Antiterrordateigesetz (ATDG): Bedenkliche Befugniserweiterung

Am Donnerstag vergangener Woche hat der Bundestag den Gesetzentwurf zur Novellierung des Antiterrordateigesetzes (ATDG) und anderer Gesetze in der vom Innenausschuss geänderten Fassung angenommen. Hiermit soll, zumindest nach Auffassung der Bundesregierung, die Debatte um die Verfassungsmäßigkeit des ATDG und des Rechtsextremismus-Datei-Gesetzes (RED-G) vorläufig beendet sein, welche im vergangenen Jahr mit dem Urteil des Bundesverfassungsgerichts 1 BvR 1215/07  losgetreten wurde. Das BVerfG hat damals das ATDG für teils mit der Verfassung unvereinbar erklärt und dem Gesetzgeber aufgegeben, eine Neuregelung zu schaffen, da das alte Gesetz nach dem 31.12.2014 seine Gültigkeit verliert. Unter Federführung des BMI wurde daraufhin von der Bundesregierung am 28.05.2014 ein erster Gesetzentwurf eingebracht, welcher vom Innenausschuss nochmals in einigen Punkten geändert wurde. Der neue Gesetzentwurf enthält zahlreiche Änderungen zur Umsetzung des Urteils 1 BvR 1215/07, welche sich im Schwerpunkt mit den aufgeworfenen Problemen der Eingrenzung des Nutzer- und Betroffenenkreises, der Schaffung erweiterter Dokumentationspflichten und Kontrollmöglichkeiten bei der Nutzung der Verbunddateien sowie der Begrenzung ihres inhaltlichen Nutzungsumfanges befassen. Die Gesetzesänderungen des ATDG und des RED-G treten am 01.01.2015 in Kraft.

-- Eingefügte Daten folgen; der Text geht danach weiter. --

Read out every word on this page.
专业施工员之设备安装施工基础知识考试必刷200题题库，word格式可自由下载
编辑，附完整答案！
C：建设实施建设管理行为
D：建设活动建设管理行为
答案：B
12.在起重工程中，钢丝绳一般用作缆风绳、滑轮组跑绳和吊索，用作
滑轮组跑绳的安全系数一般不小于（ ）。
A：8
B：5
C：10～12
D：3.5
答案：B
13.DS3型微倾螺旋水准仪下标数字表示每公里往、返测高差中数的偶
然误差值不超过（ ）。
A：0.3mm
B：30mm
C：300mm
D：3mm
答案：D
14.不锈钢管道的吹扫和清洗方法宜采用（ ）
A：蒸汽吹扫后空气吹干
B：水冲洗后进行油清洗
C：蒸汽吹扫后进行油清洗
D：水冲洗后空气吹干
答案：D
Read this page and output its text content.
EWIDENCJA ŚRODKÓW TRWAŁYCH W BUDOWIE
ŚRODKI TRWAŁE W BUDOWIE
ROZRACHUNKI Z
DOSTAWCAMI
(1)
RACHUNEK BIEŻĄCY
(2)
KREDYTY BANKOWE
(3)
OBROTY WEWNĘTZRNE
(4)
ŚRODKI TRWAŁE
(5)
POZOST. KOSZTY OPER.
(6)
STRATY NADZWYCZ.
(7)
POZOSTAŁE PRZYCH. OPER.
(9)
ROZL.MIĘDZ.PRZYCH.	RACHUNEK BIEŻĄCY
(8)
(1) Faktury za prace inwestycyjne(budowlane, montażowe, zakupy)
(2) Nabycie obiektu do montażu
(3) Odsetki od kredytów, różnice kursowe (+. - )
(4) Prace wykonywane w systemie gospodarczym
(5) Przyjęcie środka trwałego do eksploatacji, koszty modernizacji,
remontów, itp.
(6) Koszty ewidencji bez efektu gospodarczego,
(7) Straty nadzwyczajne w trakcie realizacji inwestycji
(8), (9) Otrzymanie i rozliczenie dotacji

Im Rahmen der Neuregelungen ist zunächst positiv hervorzuheben, dass diese dem erweiterten Schutz bloßer Kontaktpersonen, der verdeckten Speicherung bestimmter Daten, der Beschränkung der Inverssuche und der Verbesserung von Transparenz, Dokumentationspflichten und Kontrollmaßnahmen Rechnung tragen. Obgleich diese Änderungen nur einen punktuellen Charakter aufweisen, ist ebenso zu bedenken, dass das Bundesverfassungsgericht in seiner damaligen Entscheidung die sicherheitsbehördliche Nutzung von Verbunddateien nicht für generell unzulässig erklärt hat.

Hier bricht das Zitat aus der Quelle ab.